I'm not very well traversed in graphics but I also came upon constructive solid geometry and figured that using intersection operations could result in a fragmented mesh.

I was something something along the lines that first you separate all/some of the faces of the mesh from each other or rather create copies of these. Then you extrude these inwards. Then using different CSG operations you create the fragments using intersection operations and kinda carve out the original mesh. And to avoid too much fragmentation you only carve from the original and not the fragments so that even if the extruded faces would overlap at times this would not result in extra fragmentation.

I'm curious if this could work? One problem I foresee is if you have a rectangle mesh it wouldn't produce very interesting results but if you subdivided the mesh first and then pick the order of faces to intersect at random it could produce better results.

ON CSG

I looked into CSG a couple of years ago as I wanted to write my own implementation. In retrospect, in terms of time, I would've been far better off using a library. However, after doing a fair amount of research, the simplest approach turned out to be the most stable in terms of cost and flexibility; most importantly, it was the most suitable for me. The paper on the Laidlaw approach can be found here.

Mind you that debugging CSG code takes a lot of time and testing - you can't just assume that when you try one boundary case (eg vertex-edge) it'll work if you swap the meshes. Also, due to raycasting, Laidlaw's approach limits you to closed meshes (which is what you generally want, but not always). As far as I remember the paper has a small mistake in it, but I can't recall what it was. In any case, be ready to have to write plenty of additional code from a custom memory manager to your own triangulator (in the very least you'll need to perform convex primitive decomposition) and merger (to re-create mesh faces after CSG), which in and of themselves will take lot of time and testing. I found writing the merger probably the hardest to do so it wouldn't be dead slow, seeing as you're going to want to minimized overlapping edges and you'll be working with annoyances like T-junctions. The triangulator can be really tricky as well (I ended up implementing the slowest, but simplest approach - ear clipping) as you'll need to manage things like vertex ordering, repeated/collinear vertices, etc.

Overall, if you really want to implement your own CSG routine, be really methodical about it from get-go: index your vertices, pre-decompose everything into triangles for speed and thoroughly test everything at every step. The sad thing about the CSG procedure itself is that you can't really test it until you've written the bulk of it, which in Laidlaw's case is a lot of if statements, which need to be painstakingly correct.

If you're not absolutely bent on writing your own code, I heartily suggest you make use of a library. Ironically, since I was stubborn to write my own, I never actually compared all the different libraries out there...

PS - I never put enough effort into getting this working properly, but once you've done your initial decomposition, Laidlaw's approach is separable and can be extended to two threads (one per mesh), which I find to be of great value compared to other methods. Do not go with the BSP approach - it'll be dead slow as soon as the meshes have any decent number of polygons.
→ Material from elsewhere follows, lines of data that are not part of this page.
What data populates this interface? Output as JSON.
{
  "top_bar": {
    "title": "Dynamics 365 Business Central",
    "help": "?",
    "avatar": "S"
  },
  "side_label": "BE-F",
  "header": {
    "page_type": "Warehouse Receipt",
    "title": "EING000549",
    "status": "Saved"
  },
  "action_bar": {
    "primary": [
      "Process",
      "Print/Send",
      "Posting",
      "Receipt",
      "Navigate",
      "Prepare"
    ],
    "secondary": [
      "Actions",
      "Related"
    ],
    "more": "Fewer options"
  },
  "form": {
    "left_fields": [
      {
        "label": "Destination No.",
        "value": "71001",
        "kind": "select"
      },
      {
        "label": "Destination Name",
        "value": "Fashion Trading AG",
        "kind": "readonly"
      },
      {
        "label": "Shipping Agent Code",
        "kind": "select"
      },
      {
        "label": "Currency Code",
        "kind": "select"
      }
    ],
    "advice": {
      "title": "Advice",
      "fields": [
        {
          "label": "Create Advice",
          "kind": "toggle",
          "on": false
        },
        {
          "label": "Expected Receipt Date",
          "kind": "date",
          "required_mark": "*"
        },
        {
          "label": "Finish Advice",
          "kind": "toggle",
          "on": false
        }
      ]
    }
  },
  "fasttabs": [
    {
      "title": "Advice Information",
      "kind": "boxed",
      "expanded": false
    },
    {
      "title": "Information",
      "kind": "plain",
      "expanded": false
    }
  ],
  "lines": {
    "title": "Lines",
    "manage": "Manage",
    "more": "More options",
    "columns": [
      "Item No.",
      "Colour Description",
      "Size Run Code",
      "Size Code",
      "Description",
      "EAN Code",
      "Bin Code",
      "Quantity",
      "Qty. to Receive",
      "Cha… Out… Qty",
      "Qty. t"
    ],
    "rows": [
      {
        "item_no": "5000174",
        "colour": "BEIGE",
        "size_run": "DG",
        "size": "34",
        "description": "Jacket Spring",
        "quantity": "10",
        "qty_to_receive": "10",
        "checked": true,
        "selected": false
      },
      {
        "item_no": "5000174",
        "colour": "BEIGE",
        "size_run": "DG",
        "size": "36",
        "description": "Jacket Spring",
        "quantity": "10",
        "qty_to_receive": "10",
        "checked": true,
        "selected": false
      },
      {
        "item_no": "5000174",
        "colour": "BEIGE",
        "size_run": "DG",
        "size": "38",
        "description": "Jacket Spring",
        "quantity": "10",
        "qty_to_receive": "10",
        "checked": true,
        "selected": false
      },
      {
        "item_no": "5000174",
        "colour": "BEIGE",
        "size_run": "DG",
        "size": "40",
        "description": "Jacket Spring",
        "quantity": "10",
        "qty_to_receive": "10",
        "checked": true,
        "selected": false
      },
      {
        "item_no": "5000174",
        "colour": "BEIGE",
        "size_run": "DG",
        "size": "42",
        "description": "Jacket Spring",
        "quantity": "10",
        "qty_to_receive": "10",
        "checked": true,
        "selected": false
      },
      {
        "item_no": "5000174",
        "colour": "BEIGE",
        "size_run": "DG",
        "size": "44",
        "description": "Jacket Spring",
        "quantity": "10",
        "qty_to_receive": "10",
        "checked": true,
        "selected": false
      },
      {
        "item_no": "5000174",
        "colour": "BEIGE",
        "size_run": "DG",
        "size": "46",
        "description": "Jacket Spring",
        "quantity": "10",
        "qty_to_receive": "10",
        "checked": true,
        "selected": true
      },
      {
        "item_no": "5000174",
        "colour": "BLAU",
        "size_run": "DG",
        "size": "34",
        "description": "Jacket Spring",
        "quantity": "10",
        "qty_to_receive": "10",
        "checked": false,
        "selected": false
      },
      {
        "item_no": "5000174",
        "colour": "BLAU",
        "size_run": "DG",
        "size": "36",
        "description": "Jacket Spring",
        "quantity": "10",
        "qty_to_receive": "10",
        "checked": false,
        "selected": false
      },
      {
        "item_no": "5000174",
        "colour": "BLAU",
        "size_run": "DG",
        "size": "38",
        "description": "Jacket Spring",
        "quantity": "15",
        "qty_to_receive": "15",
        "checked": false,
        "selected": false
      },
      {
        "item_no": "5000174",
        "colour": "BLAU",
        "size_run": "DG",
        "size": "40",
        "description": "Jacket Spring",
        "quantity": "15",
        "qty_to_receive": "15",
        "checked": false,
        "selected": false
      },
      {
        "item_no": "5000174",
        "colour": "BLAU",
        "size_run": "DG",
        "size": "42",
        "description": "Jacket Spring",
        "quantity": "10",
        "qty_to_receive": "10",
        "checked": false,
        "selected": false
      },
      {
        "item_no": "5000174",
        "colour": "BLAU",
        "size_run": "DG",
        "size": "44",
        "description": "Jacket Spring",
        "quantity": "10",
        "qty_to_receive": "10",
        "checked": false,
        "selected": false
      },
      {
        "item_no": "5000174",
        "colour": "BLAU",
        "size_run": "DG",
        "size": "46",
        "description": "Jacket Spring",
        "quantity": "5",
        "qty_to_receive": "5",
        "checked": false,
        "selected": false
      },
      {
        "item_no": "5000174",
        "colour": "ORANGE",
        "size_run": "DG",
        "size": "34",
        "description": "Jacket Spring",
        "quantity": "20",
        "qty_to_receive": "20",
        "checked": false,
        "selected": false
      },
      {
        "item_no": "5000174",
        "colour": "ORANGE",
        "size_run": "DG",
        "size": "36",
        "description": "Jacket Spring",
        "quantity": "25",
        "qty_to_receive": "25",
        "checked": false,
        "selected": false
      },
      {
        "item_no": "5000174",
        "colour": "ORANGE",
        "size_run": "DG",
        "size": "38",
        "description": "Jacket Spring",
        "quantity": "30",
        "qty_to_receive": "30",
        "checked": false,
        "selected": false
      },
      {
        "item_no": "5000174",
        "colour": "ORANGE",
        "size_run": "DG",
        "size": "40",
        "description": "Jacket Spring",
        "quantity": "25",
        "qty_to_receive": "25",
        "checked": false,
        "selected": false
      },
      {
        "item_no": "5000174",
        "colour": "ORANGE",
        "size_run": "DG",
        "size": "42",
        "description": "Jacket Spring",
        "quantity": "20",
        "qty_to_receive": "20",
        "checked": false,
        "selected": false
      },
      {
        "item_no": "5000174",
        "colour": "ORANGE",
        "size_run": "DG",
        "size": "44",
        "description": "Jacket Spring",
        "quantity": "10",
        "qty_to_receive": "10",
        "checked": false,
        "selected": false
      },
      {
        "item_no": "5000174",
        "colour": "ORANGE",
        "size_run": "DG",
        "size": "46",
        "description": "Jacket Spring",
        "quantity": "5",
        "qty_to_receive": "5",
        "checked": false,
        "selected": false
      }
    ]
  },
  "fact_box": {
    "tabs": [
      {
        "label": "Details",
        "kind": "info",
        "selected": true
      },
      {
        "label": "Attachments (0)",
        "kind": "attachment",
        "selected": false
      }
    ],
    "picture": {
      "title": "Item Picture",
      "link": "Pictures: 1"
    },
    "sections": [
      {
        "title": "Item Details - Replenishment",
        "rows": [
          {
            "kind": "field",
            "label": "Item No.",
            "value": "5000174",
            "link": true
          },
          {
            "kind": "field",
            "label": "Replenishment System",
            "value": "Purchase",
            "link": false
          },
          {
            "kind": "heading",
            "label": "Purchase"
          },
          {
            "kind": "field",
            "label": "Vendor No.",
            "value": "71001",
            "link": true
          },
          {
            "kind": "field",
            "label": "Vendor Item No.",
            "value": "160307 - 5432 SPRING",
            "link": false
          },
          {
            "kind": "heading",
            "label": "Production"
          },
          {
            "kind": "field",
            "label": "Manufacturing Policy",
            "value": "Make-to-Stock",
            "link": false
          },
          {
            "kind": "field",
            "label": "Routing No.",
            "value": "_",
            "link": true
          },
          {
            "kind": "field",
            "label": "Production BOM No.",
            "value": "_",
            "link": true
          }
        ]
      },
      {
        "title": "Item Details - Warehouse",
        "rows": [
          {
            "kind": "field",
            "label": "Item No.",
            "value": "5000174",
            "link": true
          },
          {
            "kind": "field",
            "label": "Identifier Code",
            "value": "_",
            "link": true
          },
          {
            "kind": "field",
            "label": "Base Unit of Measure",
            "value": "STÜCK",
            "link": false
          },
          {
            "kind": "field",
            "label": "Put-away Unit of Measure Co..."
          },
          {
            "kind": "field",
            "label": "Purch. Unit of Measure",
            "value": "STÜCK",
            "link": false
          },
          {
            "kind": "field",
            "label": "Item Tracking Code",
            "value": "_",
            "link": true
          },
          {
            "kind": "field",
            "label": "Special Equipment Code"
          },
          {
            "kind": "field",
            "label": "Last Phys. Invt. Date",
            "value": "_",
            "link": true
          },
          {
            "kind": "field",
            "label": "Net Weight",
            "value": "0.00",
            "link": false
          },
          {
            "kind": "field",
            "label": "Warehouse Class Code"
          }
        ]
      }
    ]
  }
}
I ended up getting my code working at real-time framerates for box-cylinder (20 sides) intersection. I'm sure it can be further optimized to get real-time performance out of 40 + 40 tri meshes.

ON FRAGMENTING

I never did this, but overall I would consider three ways:

1) create a number of outlines of various shapes in any 3D modeling software that form a single whole. When fragmenting, simply run CSG on the object. I'm not sure how to avoid things like a chair's legs ending up in a single fragment, though (you'd probably need to scale the fragment meshes to best fit the size of the fragmented object). You could pre-rotate the fracture meshes to create fake variations of it.

2) pre-fracture the mesh manually (in most cases the fracturing is an offline process anyway)

3) consider a voxelization approach: voxelize the object when loading it and split off arbitrary "chunks" as needed; I'm not sure how to perform hole capping right off the bat, though

4) I wanted to find a link I saw a couple of years back regarding a pretty cool destructible material system, but couldn't find it. It was closed and still in beta AFAIR, but it handled stuff like wood chipping, etc. I did come across this, however (haven't read it yet, but hopefully it helps)

Interesting. At first I thought using csg for this would be a good idea but as it would seem that implementing csg from scratch would be out of the question because it would probably take too much time. But experimenting with this using a ready made library might be a fun thing to do if I have the time sometime.

That last article was really interesting and took up several interesting topics, thanks!

I should probably have mentioned these before, but there are two more options, although not really suitable for fragmenting geometry per se: CSG via the stencil buffer and the way Valve does rendering wounds in L4D2. The latter actually relates to subtractive CSG and uses projection to fill the hole. It's an interesting read, even if it's not directly applicable to standard geometry.